The Ambassador in Iran ( Murray ) to the Secretary of State
Tehran , January 29, 1946—8 a.m.
[Received 1:01 p.m.]
[Received 1:01 p.m.]
130. Even though it may be superfluous I should like to draw attention to numerous flaws in Vishinsky’s letter of January 24 to President of Security Council of UNO.61
- That Soviet note of November 26 to Iran Govt denied assertions made in Iran Govt’s note of November 17 can hardly be accepted as proof that Iranian complaints were unfounded.
- Iran Govt’s note of December 1 did not accept Soviet statement that Russian authorities were not interfering in northern Iran. Note expressed pleasure because it appeared from Soviet communication that “said measures will not be repeated” and went on to state Iran Govt’s hope “that no such actions will ever again be taken by Soviet military authorities in the northern provinces.” Repeated Iranian complaints regarding “deplorable incidents” that had occurred as result of interference with Iranian officials in north. Renewed request that Soviets allow freedom of action to Iranian security forces.
- Exchanges of notes between Iranian FonOff and Soviet Chargé in which Soviets simply contradicted all statements made by Iranians and refused all Iranian requests cannot be considered “negotiations” in any true sense of word. Fact is that Iranian PriMin and Min-FonAff were never able engage in discussions with any Soviet official of consequence since Russians had withdrawn Ambassador and never responded to repeated Iranian offers to go to Moscow for high-level conversations. It will be further recalled that at Moscow Conference Molotov himself stated Soviet Govt could not discuss anything with “hostile” Iran Govt then in power.
- I have already pointed out (Mytel 1195, December 2862) that Irano-Soviet Treaty of 1921 is not applicable to present circumstances. Unless Soviets can produce evidence that they are threatened by third power operating in Iran their reiterated assertion of rights under that treaty should be rejected out of hand.

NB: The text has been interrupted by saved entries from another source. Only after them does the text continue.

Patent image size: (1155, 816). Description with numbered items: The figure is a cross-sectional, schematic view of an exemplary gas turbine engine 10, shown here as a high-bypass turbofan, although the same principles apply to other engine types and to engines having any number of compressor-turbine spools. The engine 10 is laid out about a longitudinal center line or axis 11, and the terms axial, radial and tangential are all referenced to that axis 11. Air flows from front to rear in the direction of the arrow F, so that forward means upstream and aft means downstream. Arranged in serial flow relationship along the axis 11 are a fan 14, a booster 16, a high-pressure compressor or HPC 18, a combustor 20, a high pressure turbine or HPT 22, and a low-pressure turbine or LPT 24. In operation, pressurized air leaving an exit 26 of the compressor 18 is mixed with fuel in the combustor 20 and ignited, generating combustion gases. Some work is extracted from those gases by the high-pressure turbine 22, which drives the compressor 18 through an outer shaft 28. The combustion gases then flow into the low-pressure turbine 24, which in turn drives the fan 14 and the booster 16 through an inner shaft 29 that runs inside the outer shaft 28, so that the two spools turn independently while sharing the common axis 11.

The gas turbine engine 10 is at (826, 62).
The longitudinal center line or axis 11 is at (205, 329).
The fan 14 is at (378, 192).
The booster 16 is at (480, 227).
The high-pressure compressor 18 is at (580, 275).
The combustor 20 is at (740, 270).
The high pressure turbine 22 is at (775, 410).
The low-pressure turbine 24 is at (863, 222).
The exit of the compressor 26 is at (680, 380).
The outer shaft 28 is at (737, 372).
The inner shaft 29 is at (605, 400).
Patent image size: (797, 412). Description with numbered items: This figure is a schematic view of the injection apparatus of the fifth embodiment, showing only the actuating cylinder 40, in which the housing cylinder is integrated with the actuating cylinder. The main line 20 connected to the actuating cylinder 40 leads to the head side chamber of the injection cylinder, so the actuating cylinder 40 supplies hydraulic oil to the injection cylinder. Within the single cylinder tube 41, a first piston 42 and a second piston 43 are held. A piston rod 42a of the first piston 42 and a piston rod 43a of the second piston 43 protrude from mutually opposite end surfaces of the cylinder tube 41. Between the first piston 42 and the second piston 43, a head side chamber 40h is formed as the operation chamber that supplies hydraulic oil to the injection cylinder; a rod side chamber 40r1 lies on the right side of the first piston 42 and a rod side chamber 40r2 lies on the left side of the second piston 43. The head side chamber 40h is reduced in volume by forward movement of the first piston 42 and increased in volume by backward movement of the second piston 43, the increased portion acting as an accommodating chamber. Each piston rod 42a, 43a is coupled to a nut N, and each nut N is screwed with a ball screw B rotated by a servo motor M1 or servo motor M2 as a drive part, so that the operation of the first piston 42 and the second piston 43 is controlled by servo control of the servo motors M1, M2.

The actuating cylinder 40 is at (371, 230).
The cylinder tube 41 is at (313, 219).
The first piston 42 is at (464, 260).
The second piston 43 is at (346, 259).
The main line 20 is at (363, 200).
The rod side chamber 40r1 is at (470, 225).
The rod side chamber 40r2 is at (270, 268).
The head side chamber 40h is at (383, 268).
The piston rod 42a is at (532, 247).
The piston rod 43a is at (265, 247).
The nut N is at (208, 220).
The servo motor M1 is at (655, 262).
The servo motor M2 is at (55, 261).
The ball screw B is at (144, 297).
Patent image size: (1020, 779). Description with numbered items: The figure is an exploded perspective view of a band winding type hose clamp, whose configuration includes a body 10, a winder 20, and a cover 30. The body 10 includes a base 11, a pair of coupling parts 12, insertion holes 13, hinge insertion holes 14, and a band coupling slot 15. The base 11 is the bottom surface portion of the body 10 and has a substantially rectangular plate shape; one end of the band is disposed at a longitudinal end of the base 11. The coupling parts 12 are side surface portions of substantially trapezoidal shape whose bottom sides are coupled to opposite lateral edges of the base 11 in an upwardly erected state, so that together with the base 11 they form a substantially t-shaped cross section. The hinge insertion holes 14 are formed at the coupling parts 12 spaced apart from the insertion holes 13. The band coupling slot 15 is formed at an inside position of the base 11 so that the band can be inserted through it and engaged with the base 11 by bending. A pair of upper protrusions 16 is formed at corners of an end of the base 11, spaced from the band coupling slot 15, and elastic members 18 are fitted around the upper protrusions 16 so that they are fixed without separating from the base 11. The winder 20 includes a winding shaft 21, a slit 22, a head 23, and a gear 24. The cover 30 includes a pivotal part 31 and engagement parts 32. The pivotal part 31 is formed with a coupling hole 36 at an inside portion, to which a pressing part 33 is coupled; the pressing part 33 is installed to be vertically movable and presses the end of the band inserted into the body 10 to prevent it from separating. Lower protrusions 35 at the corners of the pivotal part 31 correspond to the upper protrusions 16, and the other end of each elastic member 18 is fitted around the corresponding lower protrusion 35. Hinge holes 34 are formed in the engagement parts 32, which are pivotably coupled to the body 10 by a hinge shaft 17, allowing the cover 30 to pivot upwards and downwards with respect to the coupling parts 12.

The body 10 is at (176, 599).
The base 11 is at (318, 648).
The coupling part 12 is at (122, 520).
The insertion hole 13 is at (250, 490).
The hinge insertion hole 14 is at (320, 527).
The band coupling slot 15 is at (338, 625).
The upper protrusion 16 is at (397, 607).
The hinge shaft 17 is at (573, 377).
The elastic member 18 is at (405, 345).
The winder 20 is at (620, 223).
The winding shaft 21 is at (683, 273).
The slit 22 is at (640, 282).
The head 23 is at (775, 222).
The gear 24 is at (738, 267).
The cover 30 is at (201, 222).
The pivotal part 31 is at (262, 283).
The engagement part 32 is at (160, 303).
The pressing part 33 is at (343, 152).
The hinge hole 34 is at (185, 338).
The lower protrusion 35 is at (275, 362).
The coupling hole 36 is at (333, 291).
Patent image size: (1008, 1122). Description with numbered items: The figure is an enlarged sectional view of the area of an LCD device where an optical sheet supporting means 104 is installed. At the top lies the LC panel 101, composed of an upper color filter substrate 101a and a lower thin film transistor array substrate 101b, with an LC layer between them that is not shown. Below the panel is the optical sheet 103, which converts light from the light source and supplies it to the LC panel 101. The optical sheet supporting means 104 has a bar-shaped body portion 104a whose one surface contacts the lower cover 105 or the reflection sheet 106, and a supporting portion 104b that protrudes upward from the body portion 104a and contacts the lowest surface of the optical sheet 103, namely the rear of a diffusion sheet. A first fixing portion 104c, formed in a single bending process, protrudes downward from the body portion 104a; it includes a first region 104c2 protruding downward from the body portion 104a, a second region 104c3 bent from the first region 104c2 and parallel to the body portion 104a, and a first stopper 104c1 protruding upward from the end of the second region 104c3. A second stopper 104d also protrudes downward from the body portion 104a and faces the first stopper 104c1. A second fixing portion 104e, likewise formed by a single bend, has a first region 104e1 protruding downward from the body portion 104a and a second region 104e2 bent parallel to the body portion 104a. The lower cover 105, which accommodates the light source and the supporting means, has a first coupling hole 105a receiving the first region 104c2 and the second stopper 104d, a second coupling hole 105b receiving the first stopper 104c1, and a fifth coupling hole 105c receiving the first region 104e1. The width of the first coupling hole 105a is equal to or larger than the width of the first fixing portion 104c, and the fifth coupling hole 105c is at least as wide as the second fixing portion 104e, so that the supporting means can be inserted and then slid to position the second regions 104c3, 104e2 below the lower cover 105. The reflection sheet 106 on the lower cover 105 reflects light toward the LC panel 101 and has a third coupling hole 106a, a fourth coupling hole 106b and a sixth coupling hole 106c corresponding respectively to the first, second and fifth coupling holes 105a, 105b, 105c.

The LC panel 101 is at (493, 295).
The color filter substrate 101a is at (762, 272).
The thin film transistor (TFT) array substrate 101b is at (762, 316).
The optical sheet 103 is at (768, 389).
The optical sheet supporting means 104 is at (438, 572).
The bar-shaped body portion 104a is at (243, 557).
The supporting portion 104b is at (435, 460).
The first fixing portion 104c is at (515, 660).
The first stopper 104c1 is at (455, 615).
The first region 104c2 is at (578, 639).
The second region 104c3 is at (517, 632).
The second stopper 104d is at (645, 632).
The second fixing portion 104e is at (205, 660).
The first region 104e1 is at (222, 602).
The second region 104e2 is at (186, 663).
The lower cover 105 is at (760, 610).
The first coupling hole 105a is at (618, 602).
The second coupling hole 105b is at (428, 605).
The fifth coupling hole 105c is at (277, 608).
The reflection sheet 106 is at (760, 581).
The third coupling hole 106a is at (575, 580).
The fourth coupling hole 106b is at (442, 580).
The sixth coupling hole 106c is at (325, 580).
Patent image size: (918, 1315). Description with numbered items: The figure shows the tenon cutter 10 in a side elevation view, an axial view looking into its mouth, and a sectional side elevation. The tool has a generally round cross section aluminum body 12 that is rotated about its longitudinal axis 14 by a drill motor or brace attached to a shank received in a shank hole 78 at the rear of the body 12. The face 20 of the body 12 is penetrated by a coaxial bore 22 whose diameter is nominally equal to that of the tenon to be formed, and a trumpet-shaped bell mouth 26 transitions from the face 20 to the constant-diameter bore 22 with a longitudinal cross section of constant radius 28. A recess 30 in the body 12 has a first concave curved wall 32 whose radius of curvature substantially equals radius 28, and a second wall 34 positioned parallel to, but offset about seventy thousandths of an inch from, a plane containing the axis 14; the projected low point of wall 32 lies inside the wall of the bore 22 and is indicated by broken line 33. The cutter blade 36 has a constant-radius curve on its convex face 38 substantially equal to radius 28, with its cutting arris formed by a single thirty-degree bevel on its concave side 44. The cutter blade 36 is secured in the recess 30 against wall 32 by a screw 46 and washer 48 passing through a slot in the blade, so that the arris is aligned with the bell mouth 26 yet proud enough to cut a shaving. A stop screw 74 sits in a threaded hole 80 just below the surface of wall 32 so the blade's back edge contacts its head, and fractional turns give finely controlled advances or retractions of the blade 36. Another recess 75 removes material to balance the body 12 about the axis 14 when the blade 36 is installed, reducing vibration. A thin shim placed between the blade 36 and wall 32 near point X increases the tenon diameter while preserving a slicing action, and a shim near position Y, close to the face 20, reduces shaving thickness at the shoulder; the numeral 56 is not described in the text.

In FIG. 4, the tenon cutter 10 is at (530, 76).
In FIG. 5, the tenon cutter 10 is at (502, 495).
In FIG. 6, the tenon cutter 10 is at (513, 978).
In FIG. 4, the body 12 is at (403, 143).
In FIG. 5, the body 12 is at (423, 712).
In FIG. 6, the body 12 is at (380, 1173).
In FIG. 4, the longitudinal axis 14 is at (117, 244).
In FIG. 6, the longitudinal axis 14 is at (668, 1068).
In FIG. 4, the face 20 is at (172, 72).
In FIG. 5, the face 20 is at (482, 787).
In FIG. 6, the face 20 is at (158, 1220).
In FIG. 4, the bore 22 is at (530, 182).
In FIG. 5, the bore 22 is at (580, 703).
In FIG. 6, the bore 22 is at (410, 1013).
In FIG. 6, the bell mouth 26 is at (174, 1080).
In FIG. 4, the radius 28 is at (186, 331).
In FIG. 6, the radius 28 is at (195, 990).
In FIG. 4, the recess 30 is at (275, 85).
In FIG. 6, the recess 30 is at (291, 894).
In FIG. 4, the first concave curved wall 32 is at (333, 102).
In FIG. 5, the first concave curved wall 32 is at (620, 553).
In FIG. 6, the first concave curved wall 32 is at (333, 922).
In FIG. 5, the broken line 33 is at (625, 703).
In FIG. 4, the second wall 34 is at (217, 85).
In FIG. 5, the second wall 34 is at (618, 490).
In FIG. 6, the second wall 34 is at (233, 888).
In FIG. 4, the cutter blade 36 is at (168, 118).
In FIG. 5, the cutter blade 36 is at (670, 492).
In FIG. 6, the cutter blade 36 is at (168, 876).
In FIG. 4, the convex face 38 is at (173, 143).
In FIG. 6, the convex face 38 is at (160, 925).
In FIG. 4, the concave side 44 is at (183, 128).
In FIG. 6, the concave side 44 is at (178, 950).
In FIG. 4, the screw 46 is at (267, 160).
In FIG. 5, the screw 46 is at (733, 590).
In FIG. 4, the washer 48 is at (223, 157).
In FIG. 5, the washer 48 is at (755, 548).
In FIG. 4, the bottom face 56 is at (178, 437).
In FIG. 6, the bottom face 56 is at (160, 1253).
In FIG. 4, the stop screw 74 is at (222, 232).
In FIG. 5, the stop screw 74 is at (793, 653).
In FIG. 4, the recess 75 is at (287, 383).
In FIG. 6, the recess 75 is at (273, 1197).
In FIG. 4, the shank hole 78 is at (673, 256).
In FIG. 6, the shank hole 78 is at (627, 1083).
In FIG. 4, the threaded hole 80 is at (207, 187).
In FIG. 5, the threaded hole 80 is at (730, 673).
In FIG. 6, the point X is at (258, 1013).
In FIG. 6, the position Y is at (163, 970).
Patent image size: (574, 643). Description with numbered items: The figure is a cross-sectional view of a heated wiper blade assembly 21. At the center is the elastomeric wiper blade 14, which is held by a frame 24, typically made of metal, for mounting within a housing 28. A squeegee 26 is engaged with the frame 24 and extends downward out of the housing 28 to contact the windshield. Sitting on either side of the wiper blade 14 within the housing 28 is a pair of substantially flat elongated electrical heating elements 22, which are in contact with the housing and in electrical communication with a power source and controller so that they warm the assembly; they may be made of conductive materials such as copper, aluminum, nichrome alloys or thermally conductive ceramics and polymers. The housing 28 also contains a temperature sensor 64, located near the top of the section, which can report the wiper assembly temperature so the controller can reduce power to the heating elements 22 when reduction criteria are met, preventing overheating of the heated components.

- Iranians have never asserted that mere presence of Russian troops in Iran was violation of Iranian sovereignty. They object solely to interference by those troops with activities of Iranian civil and military authorities.
- Only Soviets and their stooges would be cynical enough to assert that presence Russian troops in Azerbaijan has no connection with recent events in that province. Apart from abundant other evidence [Page 319] Soviet’s formal refusal permit Iranian reinforcements to go to Azerbaijan should be sufficient to prove rebellion relied on Soviet protection.
- Iranian newspaper criticism of USSR is no more severe than that directed against Britain. Again only Soviets would be so cynical as to pretend surprise or fear at being criticized by press in weak country whose sovereignty they are openly infringing.
- It is absurd to assert that Baku is threatened by “organized hostile actions” from Iran.
- If Soviet Govt really wished to settle difficulty by legitimate bilateral negotiations it has had ample opportunity before now to initiate such negotiations.
To Dept as 130, repeated London 26, Moscow 35.